From what I can tell (the information is not easily hunted down), the fixed weights that inform FIP were derived from run-expectancy values associated, at one time or another, with the pitching outcome measures FIP comprises. If that’s how they were determined, then FIP ignores the covariance of these measures; unless that’s taken into account—as it is with multivariate regression—the sum of the weighted variables will systematically misestimate the number of runs a pitcher is personally responsible for.
In addition, fixed weights, no matter how derived, will over time generate estimates that are disconnected from empirical reality.
Run-scoring rises and falls as game conditions change. The contributions that the elements of fielding-independent pitching make to suppressing runs can thus be expected to vary over time too.
Here’s a summary of the historical paths of regression-derived beta weights for home-runs allowed, strikeouts, walks, and hit-batters (all calculated as rates) in relation to runs allowed per game.
A measure that ignores fluctuations like these is certain to generate systematically inaccurate estimates of a pitcher’s fielding-independent responsibility for runs allowed.
FIPr doesn’t have that problem. By design, it tracks the evolving significance of the rates of home-runs given up, strikeouts thrown, walks yielded, and batters hit with the greatest possible degree of fidelity.

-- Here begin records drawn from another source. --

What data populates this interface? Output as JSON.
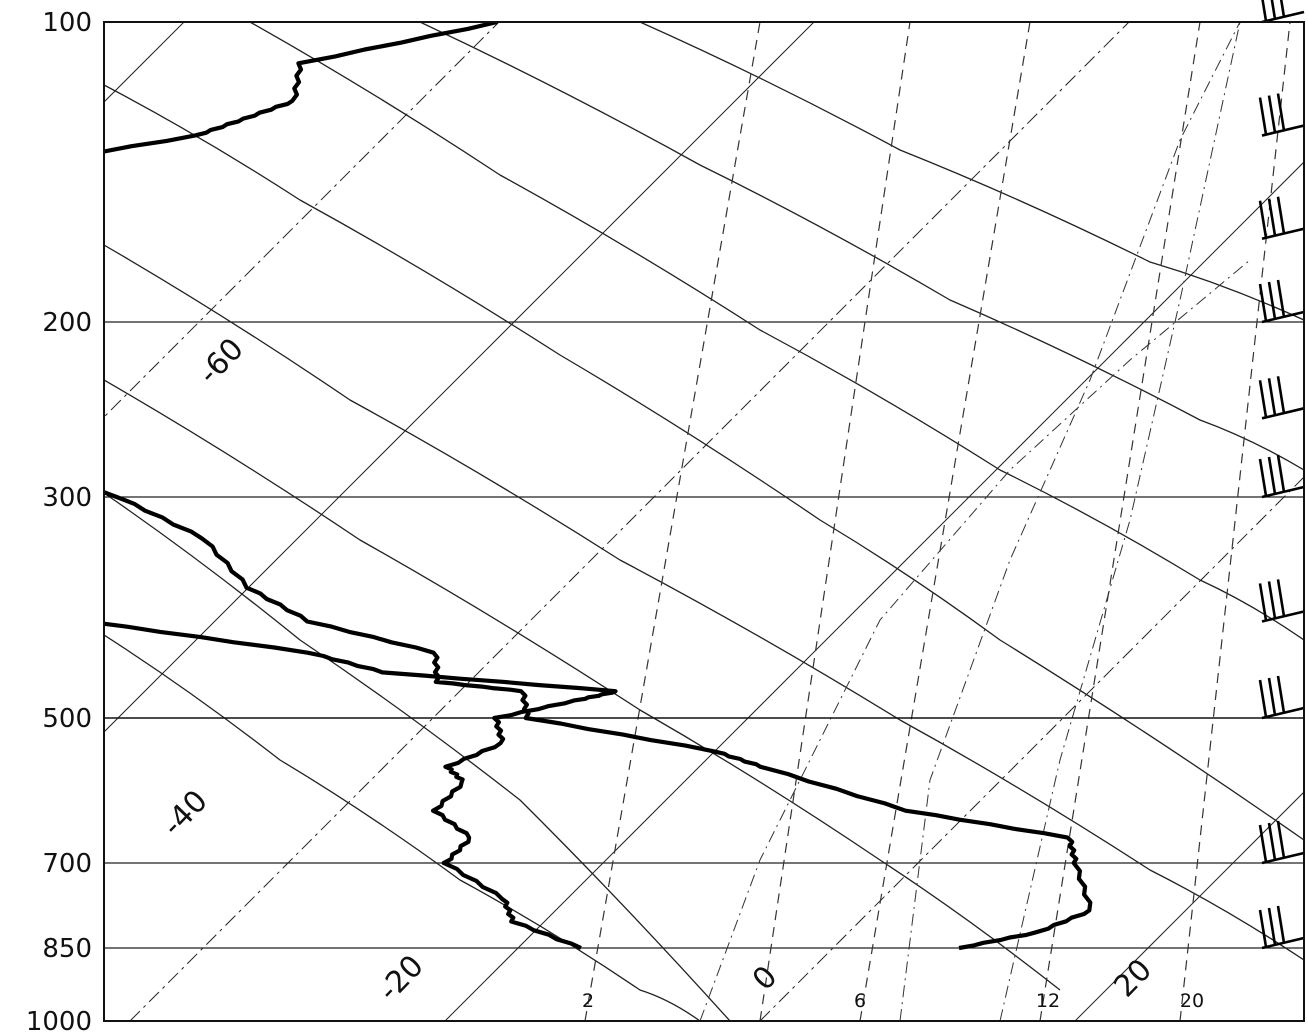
{
  "chart_data": {
    "type": "line",
    "title": "",
    "xlabel": "",
    "ylabel": "",
    "grid": true,
    "legend": "none",
    "pressure_axis": {
      "scale": "log",
      "ylim": [
        1000,
        100
      ],
      "ticks": [
        "100",
        "200",
        "300",
        "500",
        "700",
        "850",
        "1000"
      ]
    },
    "isotherm_labels": [
      "-60",
      "-40",
      "-20",
      "0",
      "20"
    ],
    "mixing_ratio_labels": [
      "2",
      "6",
      "12",
      "20"
    ],
    "series": [
      {
        "kind": "temperature",
        "pressure": [
          850,
          820,
          780,
          700,
          660,
          620,
          560,
          540,
          500,
          470,
          460,
          430,
          400,
          370,
          330,
          300,
          270,
          250,
          230,
          210,
          200,
          196,
          180,
          175,
          165,
          160,
          150,
          140,
          130,
          125,
          120,
          110,
          100
        ],
        "temp": [
          4,
          6,
          7,
          5,
          4,
          -2,
          -8,
          -10,
          -17,
          -18,
          -21,
          -22,
          -27,
          -30,
          -33,
          -37,
          -43,
          -45,
          -50,
          -52,
          -56,
          -57,
          -53,
          -54,
          -53,
          -52,
          -53,
          -51,
          -46,
          -45,
          -44,
          -45,
          -40
        ]
      },
      {
        "kind": "dewpoint",
        "pressure": [
          850,
          800,
          760,
          700,
          660,
          620,
          580,
          560,
          530,
          500,
          480,
          470,
          450,
          430,
          400,
          380,
          340,
          320,
          310
        ],
        "temp": [
          -8,
          -11,
          -12,
          -15,
          -15,
          -17,
          -17,
          -18,
          -17,
          -18,
          -16,
          -15,
          -23,
          -26,
          -34,
          -36,
          -43,
          -44,
          -45
        ]
      }
    ],
    "wind_barbs": [
      {
        "pressure": 100,
        "barb": "flag-barbs"
      },
      {
        "pressure": 130,
        "barb": "flag-barbs"
      },
      {
        "pressure": 165,
        "barb": "flag-barbs"
      },
      {
        "pressure": 200,
        "barb": "barbs"
      },
      {
        "pressure": 250,
        "barb": "barbs"
      },
      {
        "pressure": 300,
        "barb": "barbs"
      },
      {
        "pressure": 400,
        "barb": "barbs"
      },
      {
        "pressure": 500,
        "barb": "barbs"
      },
      {
        "pressure": 700,
        "barb": "barbs"
      },
      {
        "pressure": 850,
        "barb": "barbs"
      }
    ]
  }
}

Third and most decisively, FIPr’s explanatory power exceeds FIP’s. This is a direct result of substituting empirically derived, season-by-season multivariate regression weights for conventional FIP’s static, theoretical ones.
So there you go. This is why I use FIPr, and why I’d recommend that others who are interested in estimating pitchers’ “personal responsibility” for opponent runs per game—whether for its own sake or for use in analyses that combine that information with other elements of run avoidance (team fielding, “ball in play” propensities, etc.)—use it too.
I’ve posted season-by-season weights, along with the data used for this post, in the data library.